Twelve-year-old Jeses Brito was also displaced by the fire and currently lives on Staten Island. He said he wants to move home to Sunset Park as soon as possible, explaining that he and his brother Marcus have a long trip to get from Staten Island to school in Sunset Park.

“What if something happens to our family members?” he asked “It’s stressful waking up at six in the morning, and it feels like I don’t sleep. I need more rest and my parents as well.
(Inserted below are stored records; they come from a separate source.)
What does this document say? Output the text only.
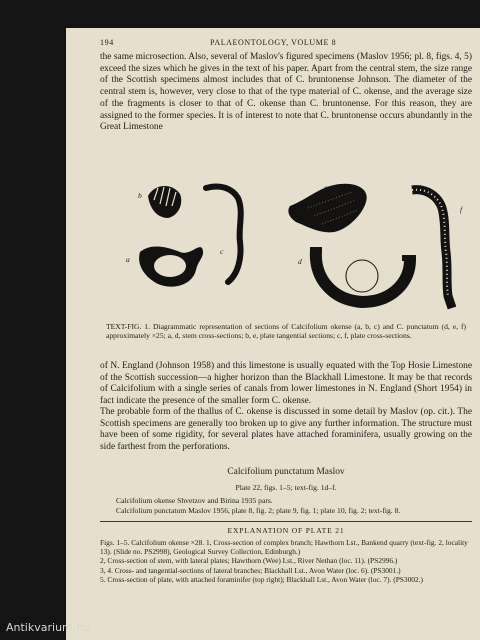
194	PALAEONTOLOGY, VOLUME 8
the same microsection. Also, several of Maslov's figured specimens (Maslov 1956; pl. 8, figs. 4, 5) exceed the sizes which he gives in the text of his paper. Apart from the central stem, the size range of the Scottish specimens almost includes that of C. bruntonense Johnson. The diameter of the central stem is, however, very close to that of the type material of C. okense, and the average size of the fragments is closer to that of C. okense than C. bruntonense. For this reason, they are assigned to the former species. It is of interest to note that C. bruntonense occurs abundantly in the Great Limestone
b
c
a
e
d
f
TEXT-FIG. 1. Diagrammatic representation of sections of Calcifolium okense (a, b, c) and C. punctatum (d, e, f) approximately ×25; a, d, stem cross-sections; b, e, plate tangential sections; c, f, plate cross-sections.
of N. England (Johnson 1958) and this limestone is usually equated with the Top Hosie Limestone of the Scottish succession—a higher horizon than the Blackhall Limestone. It may be that records of Calcifolium with a single series of canals from lower limestones in N. England (Short 1954) in fact indicate the presence of the smaller form C. okense.
The probable form of the thallus of C. okense is discussed in some detail by Maslov (op. cit.). The Scottish specimens are generally too broken up to give any further information. The structure must have been of some rigidity, for several plates have attached foraminifera, usually growing on the side farthest from the perforations.
Calcifolium punctatum Maslov
Plate 22, figs. 1–5; text-fig. 1d–f.
Calcifolium okense Shvetzov and Birina 1935 pars.
Calcifolium punctatum Maslov 1956, plate 8, fig. 2; plate 9, fig. 1; plate 10, fig. 2; text-fig. 8.
EXPLANATION OF PLATE 21
Figs. 1–5. Calcifolium okense ×28. 1, Cross-section of complex branch; Hawthorn Lst., Bankend quarry (text-fig. 2, locality 13). (Slide no. PS2998), Geological Survey Collection, Edinburgh.)
2, Cross-section of stem, with lateral plates; Hawthorn (Wee) Lst., River Nethan (loc. 11). (PS2996.)
3, 4. Cross- and tangential-sections of lateral branches; Blackhall Lst., Avon Water (loc. 6). (PS3001.)
5. Cross-section of plate, with attached foraminifer (top right); Blackhall Lst., Avon Water (loc. 7). (PS3002.)
Antikvarium.hu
It’s a long journey, and going to school is stressful.”

Sunset Park fire
A protestor held up photos of the fire that destroyed the Sunset Park apartment building in 2018. Photo: Jaime Dejesus

“This has taken way too long,” Karen Broughton, chief of staff for Assemblymember Felix Ortiz, told this paper, adding that Ortiz “is working with the landlord, imploring him to just do the remedial work.”

Attorney Greg Baltz of TakeRoot Justice, who is representing the displaced residents, wants answers.

“It took months of fighting to get the landlord to agree to make repairs to return them to their apartments,” he said. “The landlord committed to have their apartments ready by Aug. 1, 2019. Now, six months [after the agreement] and two years after the fire, they’re still spread across the boroughs with no indication of when they’ll be back in their homes.”

He told the Eagle that he hopes the judge holds the landlord accountable for not completing the work in a timely fashion.

“It’s extremely frustrating, because in addition to being displaced from their apartments and having all of their transportation and housing costs basically doubled, there’s been very little communication on what’s going to happen,” Baltz said. “When the Aug. 1 deadline was coming up, people had to think about where their kids were going to be enrolled in school, whether or not they were going to be signing leases in the apartments they were in.”

Baltz said that the landlord has said that, “Everything that has caused delays hasn’t been their fault, and the reason for not providing updates is they think they’ve given enough.”

“This is a real struggle for all of us,” Cruz said.

By press time, the landlords’ attorneys had not responded to a request for comment.